Sınırları bu kadar zorlamamak gerekiyor. Benzeri görülmemiş hızlı hayat akışı israftaki hadsizliklerin görülmesine mâni olmakta. Mil çekilmiş gözler, köreltmiş ruh zenginliğimizi. Kalp gözleri ise perdeli.

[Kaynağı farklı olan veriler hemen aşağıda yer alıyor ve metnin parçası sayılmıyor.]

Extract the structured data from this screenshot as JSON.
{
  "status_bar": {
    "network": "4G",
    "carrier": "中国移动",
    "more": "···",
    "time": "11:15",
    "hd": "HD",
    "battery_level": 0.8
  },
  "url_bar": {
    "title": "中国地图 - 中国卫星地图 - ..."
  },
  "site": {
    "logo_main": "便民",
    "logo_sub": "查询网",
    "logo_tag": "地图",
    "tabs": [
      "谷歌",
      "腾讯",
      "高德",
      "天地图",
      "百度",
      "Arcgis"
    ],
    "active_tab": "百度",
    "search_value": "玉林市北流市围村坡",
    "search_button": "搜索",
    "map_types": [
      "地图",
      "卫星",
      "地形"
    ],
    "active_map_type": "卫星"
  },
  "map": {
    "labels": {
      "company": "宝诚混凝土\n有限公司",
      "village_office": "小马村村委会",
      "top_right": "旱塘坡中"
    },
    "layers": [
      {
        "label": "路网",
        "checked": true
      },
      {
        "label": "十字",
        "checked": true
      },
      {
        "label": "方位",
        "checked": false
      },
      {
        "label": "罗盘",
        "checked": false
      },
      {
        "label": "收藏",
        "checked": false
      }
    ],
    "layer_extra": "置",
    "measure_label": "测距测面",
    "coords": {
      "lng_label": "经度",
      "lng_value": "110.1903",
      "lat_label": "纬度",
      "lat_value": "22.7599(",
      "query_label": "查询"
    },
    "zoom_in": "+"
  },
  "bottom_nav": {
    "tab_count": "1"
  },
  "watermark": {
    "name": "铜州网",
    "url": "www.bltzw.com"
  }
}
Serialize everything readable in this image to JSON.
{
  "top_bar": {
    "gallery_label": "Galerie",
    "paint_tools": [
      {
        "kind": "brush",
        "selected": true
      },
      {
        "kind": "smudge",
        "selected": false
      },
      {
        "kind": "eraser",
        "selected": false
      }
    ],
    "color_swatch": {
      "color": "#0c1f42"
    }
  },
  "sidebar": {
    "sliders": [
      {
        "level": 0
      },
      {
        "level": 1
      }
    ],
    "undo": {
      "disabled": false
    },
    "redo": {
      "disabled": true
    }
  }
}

Ölçüsüz bir savurganlığın tufanı ile dağılıyor toplumsal yapı. Tecrübe edenler bilir ki, her tüketim bir bedel ister! Her israf bir karşılık bekler. Olmadığından fazlasını harcamak boşluğa düşürür. Konuyu hangi tarafından ele alırsak alalım kör kuyulardayız. Boğulmalara ve savrulmalara şahitlik üzüyor duyarlı insanı.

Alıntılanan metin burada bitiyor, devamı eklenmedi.